Penalties in the NFL

Are they really as consequential as sportscasters say they are?

Sportscasters all maintain that avoiding penalties is critical to a team’s success. This is especially true in the National Football League where there seem to be examples in every game. A defensive penalty may give the offense a first down. An offensive penalty may kill a drive. Fans go apoplectic when referees call a penalty that negatively affects their team. But, do the penalties make a difference overall in the standings?

Penalties in the Past

Since 1974, 84,987 penalties have been called for 707,800 yards in 6,912 NFL games. That’s about 12 penalties for 102 yards per two-team matchup, 8 yards per penalty. Those statistics reflect a mind boggling number of different players, coaches, referees, and rule changes over 27 seasons. The number of penalties and penalty yards per game from 1994 through 2020 (when there were 16 games per season) are shown in the following graph. There have been increases and decreases in penalties over those years but no significant trend.

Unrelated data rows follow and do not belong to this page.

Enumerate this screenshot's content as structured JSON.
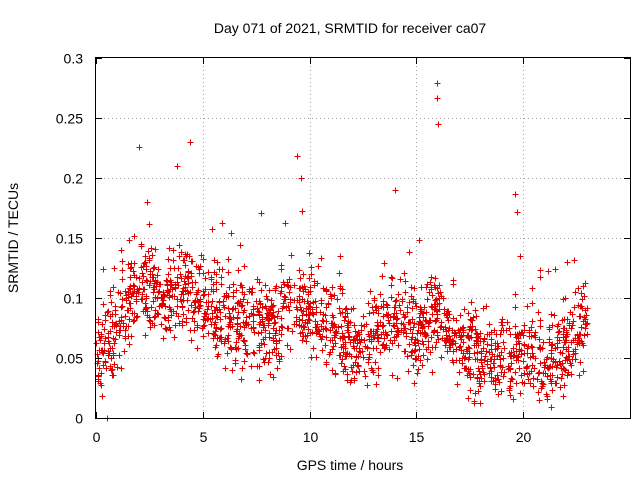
{
  "chart_data": {
    "type": "scatter",
    "title": "Day 071 of 2021, SRMTID for receiver ca07",
    "xlabel": "GPS time / hours",
    "ylabel": "SRMTID / TECUs",
    "xlim": [
      0,
      25
    ],
    "ylim": [
      0,
      0.3
    ],
    "xticks": [
      0,
      5,
      10,
      15,
      20
    ],
    "xtick_labels": [
      "0",
      "5",
      "10",
      "15",
      "20"
    ],
    "yticks": [
      0,
      0.05,
      0.1,
      0.15,
      0.2,
      0.25,
      0.3
    ],
    "ytick_labels": [
      "0",
      "0.05",
      "0.1",
      "0.15",
      "0.2",
      "0.25",
      "0.3"
    ],
    "grid": true,
    "marker": "plus",
    "color": "#e00000",
    "x_data_range": [
      0,
      23
    ],
    "trend_hours": [
      0,
      1,
      2,
      3,
      4,
      5,
      6,
      7,
      8,
      9,
      10,
      11,
      12,
      13,
      14,
      15,
      16,
      17,
      18,
      19,
      20,
      21,
      22,
      23
    ],
    "trend_values": [
      0.05,
      0.08,
      0.11,
      0.1,
      0.11,
      0.1,
      0.085,
      0.08,
      0.07,
      0.095,
      0.09,
      0.075,
      0.06,
      0.065,
      0.08,
      0.07,
      0.085,
      0.065,
      0.045,
      0.05,
      0.06,
      0.045,
      0.06,
      0.08
    ],
    "peaks": [
      {
        "x": 2.0,
        "y": 0.226
      },
      {
        "x": 2.4,
        "y": 0.18
      },
      {
        "x": 3.8,
        "y": 0.21
      },
      {
        "x": 4.4,
        "y": 0.23
      },
      {
        "x": 9.4,
        "y": 0.218
      },
      {
        "x": 9.6,
        "y": 0.2
      },
      {
        "x": 14.0,
        "y": 0.19
      },
      {
        "x": 15.95,
        "y": 0.279
      },
      {
        "x": 15.98,
        "y": 0.267
      },
      {
        "x": 16.0,
        "y": 0.245
      },
      {
        "x": 19.6,
        "y": 0.187
      },
      {
        "x": 19.7,
        "y": 0.172
      },
      {
        "x": 22.4,
        "y": 0.132
      },
      {
        "x": 0.5,
        "y": 0.0
      }
    ]
  }
}
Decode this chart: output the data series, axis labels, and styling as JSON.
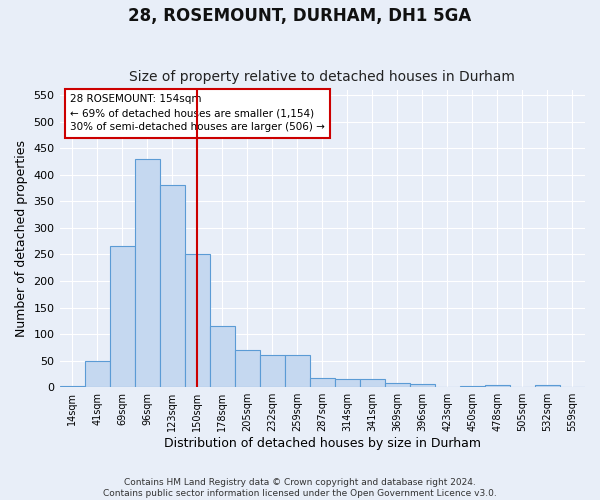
{
  "title": "28, ROSEMOUNT, DURHAM, DH1 5GA",
  "subtitle": "Size of property relative to detached houses in Durham",
  "xlabel": "Distribution of detached houses by size in Durham",
  "ylabel": "Number of detached properties",
  "categories": [
    "14sqm",
    "41sqm",
    "69sqm",
    "96sqm",
    "123sqm",
    "150sqm",
    "178sqm",
    "205sqm",
    "232sqm",
    "259sqm",
    "287sqm",
    "314sqm",
    "341sqm",
    "369sqm",
    "396sqm",
    "423sqm",
    "450sqm",
    "478sqm",
    "505sqm",
    "532sqm",
    "559sqm"
  ],
  "values": [
    3,
    50,
    265,
    430,
    380,
    250,
    115,
    70,
    60,
    60,
    17,
    15,
    15,
    8,
    6,
    1,
    3,
    5,
    1,
    5,
    0
  ],
  "bar_color": "#c5d8f0",
  "bar_edge_color": "#5b9bd5",
  "vline_x": 5,
  "vline_color": "#cc0000",
  "annotation_text": "28 ROSEMOUNT: 154sqm\n← 69% of detached houses are smaller (1,154)\n30% of semi-detached houses are larger (506) →",
  "annotation_box_color": "#ffffff",
  "annotation_box_edge": "#cc0000",
  "ylim": [
    0,
    560
  ],
  "yticks": [
    0,
    50,
    100,
    150,
    200,
    250,
    300,
    350,
    400,
    450,
    500,
    550
  ],
  "footer1": "Contains HM Land Registry data © Crown copyright and database right 2024.",
  "footer2": "Contains public sector information licensed under the Open Government Licence v3.0.",
  "bg_color": "#e8eef8",
  "title_fontsize": 12,
  "subtitle_fontsize": 10,
  "font_family": "DejaVu Sans"
}
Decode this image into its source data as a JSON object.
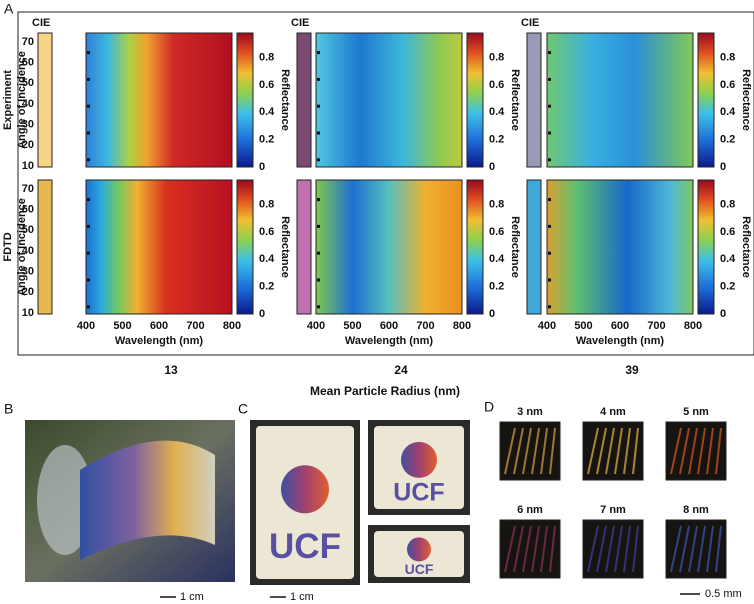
{
  "panel_a": {
    "label": "A",
    "row_labels": [
      "Experiment",
      "FDTD"
    ],
    "cie_label": "CIE",
    "y_axis_label": "Angle of Incidence",
    "x_axis_label": "Wavelength (nm)",
    "colorbar_label": "Reflectance",
    "yticks": [
      10,
      20,
      30,
      40,
      50,
      60,
      70
    ],
    "xticks": [
      400,
      500,
      600,
      700,
      800
    ],
    "colorbar_ticks": [
      0,
      0.2,
      0.4,
      0.6,
      0.8
    ],
    "radii": [
      13,
      24,
      39
    ],
    "radius_axis_label": "Mean Particle Radius (nm)"
  },
  "panel_b": {
    "label": "B",
    "scale": "1 cm"
  },
  "panel_c": {
    "label": "C",
    "scale": "1 cm",
    "logo_text": "UCF"
  },
  "panel_d": {
    "label": "D",
    "sizes": [
      "3 nm",
      "4 nm",
      "5 nm",
      "6 nm",
      "7 nm",
      "8 nm"
    ],
    "scale": "0.5 mm"
  }
}
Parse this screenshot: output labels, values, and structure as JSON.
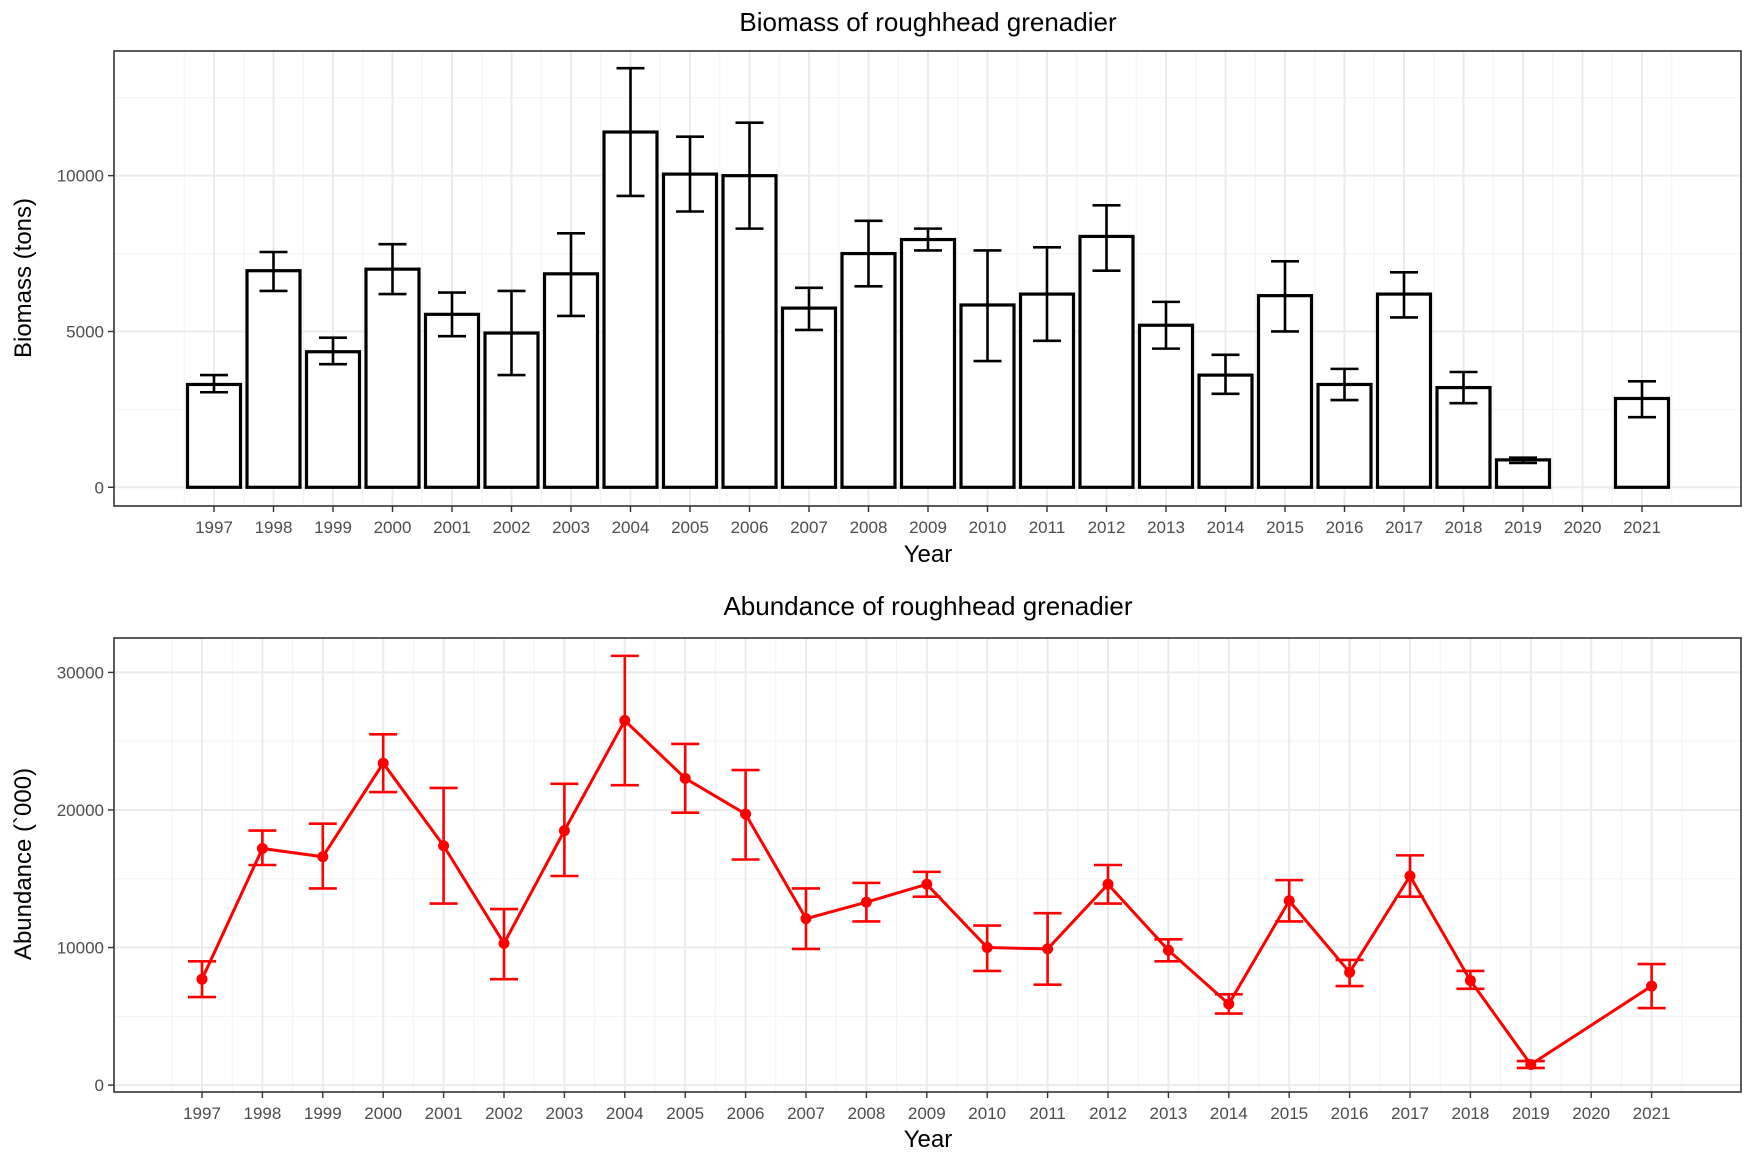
{
  "chart_data": [
    {
      "type": "bar",
      "title": "Biomass of roughhead grenadier",
      "xlabel": "Year",
      "ylabel": "Biomass (tons)",
      "ylim": [
        -600,
        14000
      ],
      "yticks": [
        0,
        5000,
        10000
      ],
      "grid": true,
      "categories": [
        "1997",
        "1998",
        "1999",
        "2000",
        "2001",
        "2002",
        "2003",
        "2004",
        "2005",
        "2006",
        "2007",
        "2008",
        "2009",
        "2010",
        "2011",
        "2012",
        "2013",
        "2014",
        "2015",
        "2016",
        "2017",
        "2018",
        "2019",
        "2020",
        "2021"
      ],
      "values": [
        3300,
        6950,
        4350,
        7000,
        5550,
        4950,
        6850,
        11400,
        10050,
        10000,
        5750,
        7500,
        7950,
        5850,
        6200,
        8050,
        5200,
        3600,
        6150,
        3300,
        6200,
        3200,
        880,
        null,
        2850
      ],
      "error_low": [
        3050,
        6300,
        3950,
        6200,
        4850,
        3600,
        5500,
        9350,
        8850,
        8300,
        5050,
        6450,
        7600,
        4050,
        4700,
        6950,
        4450,
        3000,
        5000,
        2800,
        5450,
        2700,
        780,
        null,
        2250
      ],
      "error_high": [
        3600,
        7550,
        4800,
        7800,
        6250,
        6300,
        8150,
        13450,
        11250,
        11700,
        6400,
        8550,
        8300,
        7600,
        7700,
        9050,
        5950,
        4250,
        7250,
        3800,
        6900,
        3700,
        950,
        null,
        3400
      ],
      "bar_fill": "#ffffff",
      "bar_stroke": "#000000",
      "errorbar_color": "#000000"
    },
    {
      "type": "line",
      "title": "Abundance of roughhead grenadier",
      "xlabel": "Year",
      "ylabel": "Abundance (`000)",
      "ylim": [
        -500,
        32500
      ],
      "yticks": [
        0,
        10000,
        20000,
        30000
      ],
      "grid": true,
      "categories": [
        "1997",
        "1998",
        "1999",
        "2000",
        "2001",
        "2002",
        "2003",
        "2004",
        "2005",
        "2006",
        "2007",
        "2008",
        "2009",
        "2010",
        "2011",
        "2012",
        "2013",
        "2014",
        "2015",
        "2016",
        "2017",
        "2018",
        "2019",
        "2020",
        "2021"
      ],
      "values": [
        7700,
        17200,
        16600,
        23400,
        17400,
        10300,
        18500,
        26500,
        22300,
        19700,
        12100,
        13300,
        14600,
        10000,
        9900,
        14600,
        9800,
        5900,
        13400,
        8200,
        15200,
        7600,
        1500,
        null,
        7200
      ],
      "error_low": [
        6400,
        16000,
        14300,
        21300,
        13200,
        7700,
        15200,
        21800,
        19800,
        16400,
        9900,
        11900,
        13700,
        8300,
        7300,
        13200,
        9000,
        5200,
        11900,
        7200,
        13700,
        7000,
        1250,
        null,
        5600
      ],
      "error_high": [
        9000,
        18500,
        19000,
        25500,
        21600,
        12800,
        21900,
        31200,
        24800,
        22900,
        14300,
        14700,
        15500,
        11600,
        12500,
        16000,
        10600,
        6600,
        14900,
        9100,
        16700,
        8300,
        1750,
        null,
        8800
      ],
      "color": "#ff0000"
    }
  ]
}
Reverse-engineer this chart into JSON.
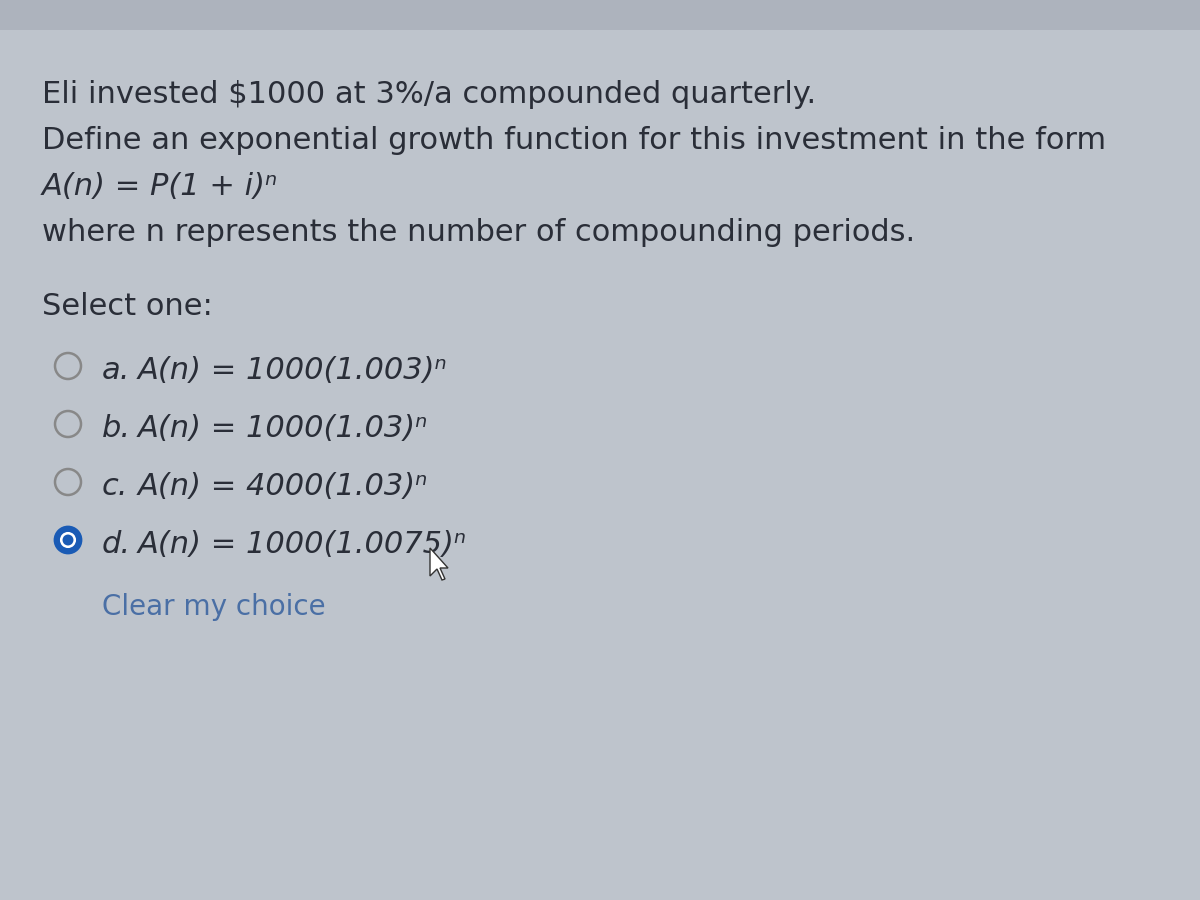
{
  "bg_top": "#b8bec8",
  "bg_main": "#bec4cc",
  "bg_content": "#c8cdd5",
  "text_color": "#2a2e38",
  "link_color": "#4a6fa5",
  "title_line1": "Eli invested $1000 at 3%/a compounded quarterly.",
  "title_line2": "Define an exponential growth function for this investment in the form",
  "title_line3": "A(n) = P(1 + i)ⁿ",
  "title_line4": "where n represents the number of compounding periods.",
  "select_label": "Select one:",
  "options": [
    {
      "letter": "a.",
      "text": "A(n) = 1000(1.003)ⁿ",
      "selected": false
    },
    {
      "letter": "b.",
      "text": "A(n) = 1000(1.03)ⁿ",
      "selected": false
    },
    {
      "letter": "c.",
      "text": "A(n) = 4000(1.03)ⁿ",
      "selected": false
    },
    {
      "letter": "d.",
      "text": "A(n) = 1000(1.0075)ⁿ",
      "selected": true
    }
  ],
  "clear_choice": "Clear my choice",
  "selected_fill": "#1a5bb5",
  "selected_edge": "#1a5bb5",
  "unselected_edge": "#888888",
  "cursor_color": "#333333"
}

83 different penalties have been called during those 27 seasons. For simplicity, the penalties were combined into nine categories:

  • Offensive line penalties, including delay of game, too many men on field, illegal substitution, illegal formation, illegal motion, false start, illegal procedure, illegal shift, offside, holding, illegal use of hands, tripping, ineligible downfield kick, and illegal player downfield.
  • Offensive pass penalties, including illegal forward pass, ineligible receiver, illegal receiver, illegal touch, offensive pass interference, and intentional grounding
  • Illegal block penalties, including block above the waist, low block, chop block, clipping, blindside block, crackback block, cut block, double-team block, peel-back block, and wedge
  • Defensive line penalties, including defensive delay of game, too many men on the field, offside, encroachment, neutral zone infraction, roughing the passer, and unnecessary roughness
  • Defensive pass penalties, including holding, pass interference, illegal contact, and interference with opportunity to catch
  • Tackling penalties, including face mask (5 and 15 yards), horse collar tackle, late hit, and lowering the head to initiate contact
  • Free ball penalties, batting and kicking loose ball
  • Penalties on kicks, including illegal kick, offside on kick, leaping, leverage, roughing or running into the kicker, short free kick, invalid fair-catch signal, illegal fair catch, fair-catch interference, kick-catch interference, kickoff out of bounds, and player out of bounds
  • Behavior penalties, including disqualification, excess celebration, palpably unfair acts, personal fouls, taunting, and unsportsmanlike conduct

This pie chart shows the prevalence of the penalty categories by their occurrence from 1994 to 2020 (by either counts or yards, the percentages are about the same). About 54% percent of penalties are committed mainly on the offense and 41% are committed mainly on the defense.

(You can read more about specific penalties at rookieroad.com, howtheyplay.com, and americanfootballdatabase.com.)

Penalties in the 2021 Season

In the first six weeks of the 2021 NFL season, there were 1,177 penalties called, averaging 12.7 penalties per game. This projects to about 3,335 penalties over the full 17-game season, about the same rate as for the last 27 years after adjusting for the additional game in 2021. The 10,355 yards of penalties so far in 2021 projects to 29,340 yards for the season, about the same as in the past. The 8.8 yards/penalty so far in 2021 isn’t too much more than the 8.3 yards/penalty of 1994-2020. All in all, this season’s penalty rate is comparable to the last three decades.

So far in the 2021 season, the Atlanta Falcons have committed the most penalties. The Philadelphia Eagles have been penalized for the most yardage and have given up the most first downs by penalty. In contrast, the New Orleans Saints have committed the fewest penalties for the fewest yards.

The Dallas Cowboys and Carolina Panthers have a lot of penalties but don’t give up many first downs by penalty. The Tennessee Titans and New York Jets don’t have a lot of penalties but do give up quite a few first downs by penalty.

Do Penalties Matter?

The currently undefeated Arizona Cardinals have the best record in football and rank 11th in penalties. The currently winless Detroit Lions rank 12th. So, how important are penalties to a team’s overall winning percentage? Are all the instances we’ve seen in which a penalty kills a drive or gives an opponent a first down evidence of a pattern or just a misperception? Consider these graphs of win percentage versus the number of penalties, the amount of penalty yardage, and the number of first downs given up by penalty. In none of the three graphs is there any evidence of an association between penalties and win percentage.

There does not, therefore, appear to be any association between the penalties an NFL team commits and their overall winning percentage. Like missed field goals and dropped passes, they are one of many contributing factors to winning an individual game but are not a predictor of overall record. The Atlanta Falcons have a lot of penalties but that’s not their most important problem.